Adamjee Cantonment Public School was established in 1960. At that time, it followed the curriculum of British Public School and offered education in only six classes, from class four to nine. George Dolman, a British educationist, was the first principal of the school. Subsequently, with further expansion of the institution, it was converted into a college and was named as Adamjee Cantonment College. In 1995, the school section was totally bifurcated and shifted to its present location and its original name "Adamjee Cantonment Public School" was reinstated.

== Location and infrastructure ==
The school is located in the heart of Dhaka Cantonment, on 5.00 acres of land. The school is housed in two buildings: six storied and five storied.

== Academics ==
Adamjee Cantonment Public School is a two-shift institution with approximately 7,500 students. It consists of both morning and day shifts, covering classes from grade one to ten. The day shift, which was previously discontinued, was reintroduced in 2013. The school offers education in both the Bangla medium and the English version. In the morning shift, both Bangla medium and English version classes are available from grades one to ten, while the day shift offers education in the Bangla medium up to grade ten. In 2025, the day shift also began to offer education in English as well. The institution provides study opportunities in both Science and Business Studies streams.

== Houses ==

=== Fazlur Rahman Khan House ===
Fazlur Rahman Khan was an internationally renowned architect. He designed the Sears Tower, located in Chicago, USA, which was established in 1973. This tower is considered a marvel in the world of architecture. In honor of his memory, this house has been named Fazlur Rahman House.

The house flag features a white monogram on a red background. It is managed by two housemasters along with twelve teacher members.

=== Dr. Ibrahim House ===
Dr. Muhammad Ibrahim was a pioneer in diabetes treatment in Bangladesh. To provide quality care for this chronic disease, he established the BIRDEM in Dhaka. Today, BIRDEM has branches across the country, offering medical care to underprivileged and needy patients.

In recognition of his outstanding contributions to the medical field, a house was named Ibrahim House in his honor. The house flag features a white monogram on a blue background.

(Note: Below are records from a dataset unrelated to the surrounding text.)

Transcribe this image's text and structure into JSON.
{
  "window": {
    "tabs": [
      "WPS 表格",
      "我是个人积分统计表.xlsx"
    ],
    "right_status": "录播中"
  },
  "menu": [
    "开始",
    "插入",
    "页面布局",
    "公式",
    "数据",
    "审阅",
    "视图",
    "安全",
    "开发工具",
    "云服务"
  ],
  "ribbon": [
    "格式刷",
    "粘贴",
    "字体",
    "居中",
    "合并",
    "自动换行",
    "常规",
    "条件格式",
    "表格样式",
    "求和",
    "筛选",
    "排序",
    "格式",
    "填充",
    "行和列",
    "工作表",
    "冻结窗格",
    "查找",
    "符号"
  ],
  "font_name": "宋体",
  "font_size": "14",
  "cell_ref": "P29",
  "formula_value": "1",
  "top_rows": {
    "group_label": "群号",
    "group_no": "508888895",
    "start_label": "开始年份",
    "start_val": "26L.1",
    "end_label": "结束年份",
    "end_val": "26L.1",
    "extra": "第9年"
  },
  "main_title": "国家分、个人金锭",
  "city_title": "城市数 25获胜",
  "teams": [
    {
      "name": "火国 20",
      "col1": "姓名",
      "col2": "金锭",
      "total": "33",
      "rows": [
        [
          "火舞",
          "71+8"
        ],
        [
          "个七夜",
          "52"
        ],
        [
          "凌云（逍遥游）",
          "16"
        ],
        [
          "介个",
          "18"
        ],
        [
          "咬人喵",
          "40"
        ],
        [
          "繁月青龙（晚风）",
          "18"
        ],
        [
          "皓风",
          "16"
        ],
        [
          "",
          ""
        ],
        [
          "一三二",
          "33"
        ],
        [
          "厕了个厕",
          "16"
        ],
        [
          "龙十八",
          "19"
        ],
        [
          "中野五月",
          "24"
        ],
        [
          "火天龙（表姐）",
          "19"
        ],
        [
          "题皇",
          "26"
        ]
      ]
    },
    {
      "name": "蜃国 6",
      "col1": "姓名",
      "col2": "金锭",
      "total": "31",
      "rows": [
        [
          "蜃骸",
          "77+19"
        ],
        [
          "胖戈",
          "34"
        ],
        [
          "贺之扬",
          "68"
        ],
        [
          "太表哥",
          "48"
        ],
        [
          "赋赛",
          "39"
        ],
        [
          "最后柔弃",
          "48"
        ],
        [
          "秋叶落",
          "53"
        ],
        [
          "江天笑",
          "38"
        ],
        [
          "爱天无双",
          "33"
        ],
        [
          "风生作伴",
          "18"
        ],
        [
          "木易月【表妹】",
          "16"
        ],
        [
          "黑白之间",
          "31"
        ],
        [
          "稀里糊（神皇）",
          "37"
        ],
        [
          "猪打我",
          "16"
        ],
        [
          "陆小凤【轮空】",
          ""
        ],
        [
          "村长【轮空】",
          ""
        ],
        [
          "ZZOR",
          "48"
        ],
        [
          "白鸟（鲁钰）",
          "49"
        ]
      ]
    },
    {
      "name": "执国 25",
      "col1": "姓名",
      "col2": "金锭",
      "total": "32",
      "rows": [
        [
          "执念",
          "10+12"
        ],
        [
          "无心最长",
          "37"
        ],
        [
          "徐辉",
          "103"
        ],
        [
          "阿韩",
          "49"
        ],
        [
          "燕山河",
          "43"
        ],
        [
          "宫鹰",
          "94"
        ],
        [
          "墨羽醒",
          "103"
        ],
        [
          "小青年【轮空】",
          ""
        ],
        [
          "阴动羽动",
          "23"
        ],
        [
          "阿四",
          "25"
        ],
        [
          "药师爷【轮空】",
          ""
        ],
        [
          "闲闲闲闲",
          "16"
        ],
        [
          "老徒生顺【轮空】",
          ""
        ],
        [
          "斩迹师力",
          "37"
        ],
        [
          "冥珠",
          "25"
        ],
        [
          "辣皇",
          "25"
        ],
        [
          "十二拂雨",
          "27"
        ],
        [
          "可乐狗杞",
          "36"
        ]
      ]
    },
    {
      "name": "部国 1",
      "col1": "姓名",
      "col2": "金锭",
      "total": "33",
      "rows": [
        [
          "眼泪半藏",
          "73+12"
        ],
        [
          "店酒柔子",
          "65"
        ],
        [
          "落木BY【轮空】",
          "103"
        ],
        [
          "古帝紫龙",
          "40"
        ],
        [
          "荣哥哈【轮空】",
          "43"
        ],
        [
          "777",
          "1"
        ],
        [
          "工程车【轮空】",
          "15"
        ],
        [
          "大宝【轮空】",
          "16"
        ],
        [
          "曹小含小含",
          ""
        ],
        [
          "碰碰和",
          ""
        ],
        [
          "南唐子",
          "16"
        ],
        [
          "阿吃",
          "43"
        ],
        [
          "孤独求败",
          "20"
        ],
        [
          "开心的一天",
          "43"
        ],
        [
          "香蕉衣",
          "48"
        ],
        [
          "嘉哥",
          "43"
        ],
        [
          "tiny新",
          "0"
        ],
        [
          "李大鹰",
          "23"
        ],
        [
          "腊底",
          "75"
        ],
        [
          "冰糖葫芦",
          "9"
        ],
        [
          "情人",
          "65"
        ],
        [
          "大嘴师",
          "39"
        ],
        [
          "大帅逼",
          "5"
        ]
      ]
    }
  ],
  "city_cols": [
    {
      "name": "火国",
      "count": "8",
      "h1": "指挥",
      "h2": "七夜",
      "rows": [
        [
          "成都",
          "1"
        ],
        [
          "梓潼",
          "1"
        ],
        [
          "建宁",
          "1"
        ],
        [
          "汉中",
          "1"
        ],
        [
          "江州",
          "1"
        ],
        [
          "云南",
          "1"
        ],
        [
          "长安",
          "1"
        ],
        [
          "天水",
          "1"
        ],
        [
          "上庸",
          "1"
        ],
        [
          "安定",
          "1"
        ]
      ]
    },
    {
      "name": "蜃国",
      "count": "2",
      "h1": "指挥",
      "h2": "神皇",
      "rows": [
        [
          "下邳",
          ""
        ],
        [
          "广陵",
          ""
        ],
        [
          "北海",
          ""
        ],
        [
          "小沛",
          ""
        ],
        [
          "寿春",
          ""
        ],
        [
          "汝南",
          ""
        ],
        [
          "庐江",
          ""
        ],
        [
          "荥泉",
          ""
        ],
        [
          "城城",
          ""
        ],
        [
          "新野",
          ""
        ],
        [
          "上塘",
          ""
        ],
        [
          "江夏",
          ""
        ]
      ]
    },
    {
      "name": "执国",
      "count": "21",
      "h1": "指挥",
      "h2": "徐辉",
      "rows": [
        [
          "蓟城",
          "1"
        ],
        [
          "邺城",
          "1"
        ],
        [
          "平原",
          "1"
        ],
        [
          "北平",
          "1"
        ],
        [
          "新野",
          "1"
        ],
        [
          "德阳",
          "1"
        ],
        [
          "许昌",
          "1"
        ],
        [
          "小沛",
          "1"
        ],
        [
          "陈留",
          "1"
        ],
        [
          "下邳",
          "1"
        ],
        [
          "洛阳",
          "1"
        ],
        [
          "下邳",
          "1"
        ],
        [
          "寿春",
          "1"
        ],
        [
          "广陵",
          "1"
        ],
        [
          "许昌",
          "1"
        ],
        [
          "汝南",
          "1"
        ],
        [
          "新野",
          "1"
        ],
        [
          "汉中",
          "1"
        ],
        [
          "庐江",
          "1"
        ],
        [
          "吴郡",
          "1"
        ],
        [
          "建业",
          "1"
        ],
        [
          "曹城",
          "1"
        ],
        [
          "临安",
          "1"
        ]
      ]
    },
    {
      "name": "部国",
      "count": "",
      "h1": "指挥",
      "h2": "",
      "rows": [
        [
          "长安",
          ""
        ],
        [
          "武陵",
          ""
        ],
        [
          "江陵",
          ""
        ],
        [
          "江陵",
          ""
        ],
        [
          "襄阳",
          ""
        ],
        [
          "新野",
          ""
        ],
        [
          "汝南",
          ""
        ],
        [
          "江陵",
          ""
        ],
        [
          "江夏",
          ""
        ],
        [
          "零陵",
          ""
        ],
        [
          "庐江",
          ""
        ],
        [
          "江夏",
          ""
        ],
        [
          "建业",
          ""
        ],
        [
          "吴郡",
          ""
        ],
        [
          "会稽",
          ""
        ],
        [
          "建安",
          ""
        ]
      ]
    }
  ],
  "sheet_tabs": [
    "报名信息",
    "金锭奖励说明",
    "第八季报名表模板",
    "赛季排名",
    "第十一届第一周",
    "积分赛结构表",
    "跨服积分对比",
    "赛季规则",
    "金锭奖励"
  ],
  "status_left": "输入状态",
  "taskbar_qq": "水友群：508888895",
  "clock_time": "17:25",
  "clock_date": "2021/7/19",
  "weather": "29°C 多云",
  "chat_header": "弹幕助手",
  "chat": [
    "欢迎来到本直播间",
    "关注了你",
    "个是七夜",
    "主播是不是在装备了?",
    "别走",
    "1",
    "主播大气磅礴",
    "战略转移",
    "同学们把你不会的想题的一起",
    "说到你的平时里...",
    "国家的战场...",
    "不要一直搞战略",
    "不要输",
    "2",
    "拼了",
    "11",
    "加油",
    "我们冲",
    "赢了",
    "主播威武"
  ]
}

It is managed by two housemasters along with twelve teacher members.

=== Kaykobad House ===
In modern Bengali literature, Mohakobi Munshi Kaykobad (1857–1951) was a pioneer among Muslim poets. His real name was Mohammad Kazem Al-Qureshi. He wrote literature based on Islamic heritage and history. His most famous epic poem is "Mahashmashan" (1904). Among Muslim poets, he is the only one to have written an epic.

Some of his other notable works include "Birahabilap," "Kusumkanan," "Asrumala," "Shibmandir," and "Amiyadhara." In honor of this renowned poet, a house was named Kaykobad House. The house flag features a white monogram on a green background. It is managed by two housemasters along with twelve teacher members.

=== Zainul Abedin House ===
Shilpacharya Zainul Abedin was a renowned artist of the Indian subcontinent. He was born on December 29, 1914, in Mymensingh, Bangladesh. In 1948, he established the Government Art Institute, which is now the Faculty of Fine Arts at the University of Dhaka. His extraordinary artworks have been admired both nationally and internationally, often leaving viewers in awe.

One of his most famous works depicts the horrors of the Bengal Famine of 1943. Additionally, in Sonargaon, the ancient capital of Bengal, he founded an art college and a folk art museum. In honor of this legendary artist, a house has been named Zainul Abedin House.

The house flag features a white monogram on an orange background. It is managed by two housemasters along with twelve teacher members.